The Clacton MP quits his party but insists he will not rejoin the Conservatives or trigger a by-election. 

Douglas Carswell has long been a Ukip MP in name only. Now he isn't even that. Ukip's sole MP, who defected from the Conservatives in 2014, has announced that he is leaving the party.

Carswell's announcement comes as no great surprise. He has long endured a comically antagonistic relationship with Nigel Farage, who last month demanded his expulsion for the sin of failing to aid his knighthood bid. The Clacton MP's ambition to transform Ukip into a libertarian force, rather than a reactionary one, predictably failed. With the party now often polling in single figures, below the Liberal Democrats, the MP has left a sinking ship (taking £217,000 of opposition funding or "short money" with him). As Carswell acknowledges in his statement, Brexit has deprieved Ukip of its raison d'être.

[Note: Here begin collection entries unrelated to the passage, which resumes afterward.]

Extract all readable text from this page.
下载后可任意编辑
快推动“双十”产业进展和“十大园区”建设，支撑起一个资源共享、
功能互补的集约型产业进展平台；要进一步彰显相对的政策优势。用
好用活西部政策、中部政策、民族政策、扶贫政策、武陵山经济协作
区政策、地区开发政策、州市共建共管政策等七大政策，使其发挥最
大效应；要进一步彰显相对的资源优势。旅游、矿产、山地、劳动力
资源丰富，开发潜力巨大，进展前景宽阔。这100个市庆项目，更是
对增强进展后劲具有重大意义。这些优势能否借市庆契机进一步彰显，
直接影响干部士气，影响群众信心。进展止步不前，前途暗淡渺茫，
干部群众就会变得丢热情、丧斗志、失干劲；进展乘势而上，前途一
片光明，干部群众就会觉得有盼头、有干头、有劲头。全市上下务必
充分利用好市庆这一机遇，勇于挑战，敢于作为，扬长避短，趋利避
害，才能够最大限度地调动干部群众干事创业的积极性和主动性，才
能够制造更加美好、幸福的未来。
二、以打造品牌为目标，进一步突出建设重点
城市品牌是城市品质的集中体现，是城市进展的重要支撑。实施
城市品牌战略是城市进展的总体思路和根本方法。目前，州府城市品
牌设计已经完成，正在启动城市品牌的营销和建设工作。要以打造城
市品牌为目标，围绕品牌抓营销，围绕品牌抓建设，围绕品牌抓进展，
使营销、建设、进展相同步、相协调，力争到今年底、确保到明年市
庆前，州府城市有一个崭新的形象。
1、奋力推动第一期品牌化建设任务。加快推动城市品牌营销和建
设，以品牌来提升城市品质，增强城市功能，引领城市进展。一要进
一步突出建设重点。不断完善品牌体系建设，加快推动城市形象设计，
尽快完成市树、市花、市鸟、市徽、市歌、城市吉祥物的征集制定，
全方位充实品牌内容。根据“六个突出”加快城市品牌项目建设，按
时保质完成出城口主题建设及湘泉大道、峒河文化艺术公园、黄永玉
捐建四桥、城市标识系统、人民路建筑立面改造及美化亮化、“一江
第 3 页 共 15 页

He writes: "Ukip might not have managed to win many seats in Parliament, but in a way we are the most successful political party in Britain ever. We have achieved what we were established to do – and in doing so we have changed the course of our country's history for the better. Make no mistake; we would not be leaving the EU if it was not for Ukip – and for those remarkable people who founded, supported and sustained our party over that period.

"Our party has prevailed thanks to the heroic efforts of Ukip party members and supporters. You ensured we got a referendum. With your street stalls and leafleting, you helped Vote Leave win the referendum. You should all be given medals for what you helped make happen – and face the future with optimism.

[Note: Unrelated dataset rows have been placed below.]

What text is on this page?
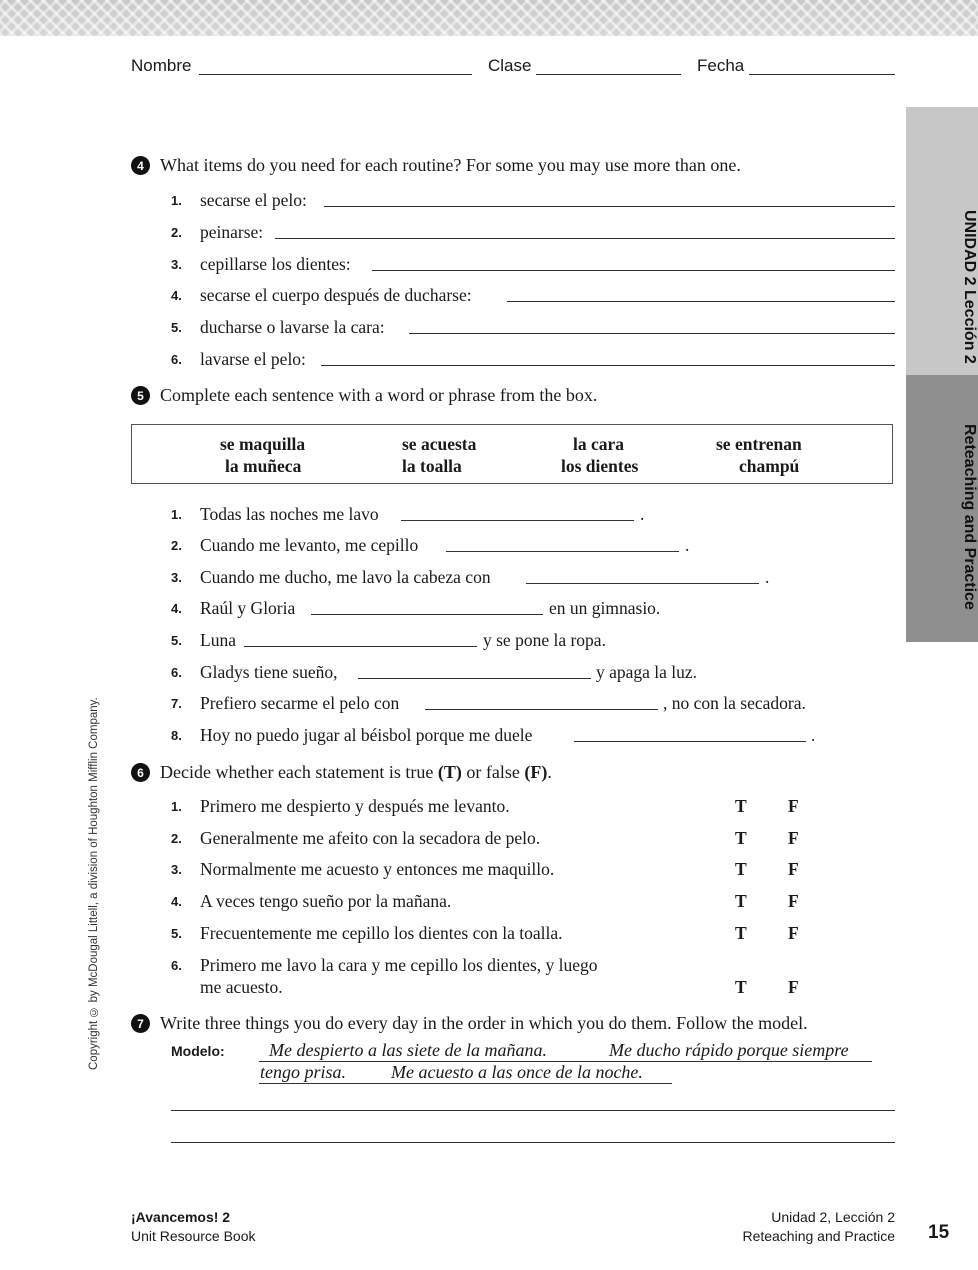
Nombre	Clase	Fecha
UNIDAD 2 Lección 2
Reteaching and Practice
Copyright © by McDougal Littell, a division of Houghton Mifflin Company.
4 What items do you need for each routine? For some you may use more than one.
1.	secarse el pelo:
2.	peinarse:
3.	cepillarse los dientes:
4.	secarse el cuerpo después de ducharse:
5.	ducharse o lavarse la cara:
6.	lavarse el pelo:
5 Complete each sentence with a word or phrase from the box.
se maquilla	se acuesta	la cara	se entrenan
la muñeca	la toalla	los dientes	champú
1.	Todas las noches me lavo	.
2.	Cuando me levanto, me cepillo	.
3.	Cuando me ducho, me lavo la cabeza con	.
4.	Raúl y Gloria	en un gimnasio.
5.	Luna	y se pone la ropa.
6.	Gladys tiene sueño,	y apaga la luz.
7.	Prefiero secarme el pelo con	, no con la secadora.
8.	Hoy no puedo jugar al béisbol porque me duele	.
6 Decide whether each statement is true (T) or false (F).
1.	Primero me despierto y después me levanto.	T F
2.	Generalmente me afeito con la secadora de pelo.	T F
3.	Normalmente me acuesto y entonces me maquillo.	T F
4.	A veces tengo sueño por la mañana.	T F
5.	Frecuentemente me cepillo los dientes con la toalla.	T F
6.	Primero me lavo la cara y me cepillo los dientes, y luego
me acuesto.	T F
7 Write three things you do every day in the order in which you do them. Follow the model.
Modelo: Me despierto a las siete de la mañana.	Me ducho rápido porque siempre
tengo prisa. Me acuesto a las once de la noche.
¡Avancemos! 2
Unit Resource Book
Unidad 2, Lección 2
Reteaching and Practice 15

"Like many of you, I switched to Ukip because I desperately wanted us to leave the EU. Now we can be certain that that is going to happen, I have decided that I will be leaving Ukip."

Though Ukip could yet recover if Theresa May disappoints anti-immigration voters, that's not a path that the pro-migration Carswell would wish to pursue. He insists that he has no intention of returning to the Conservatives (and will not trigger a new by-election). "I will simply be the Member of Parliament for Clacton, sitting as an independent."

Carswell's erstwhile Conservative colleagues will no doubt delight in reminding him that he was warned.  

George Eaton is political editor of the New Statesman.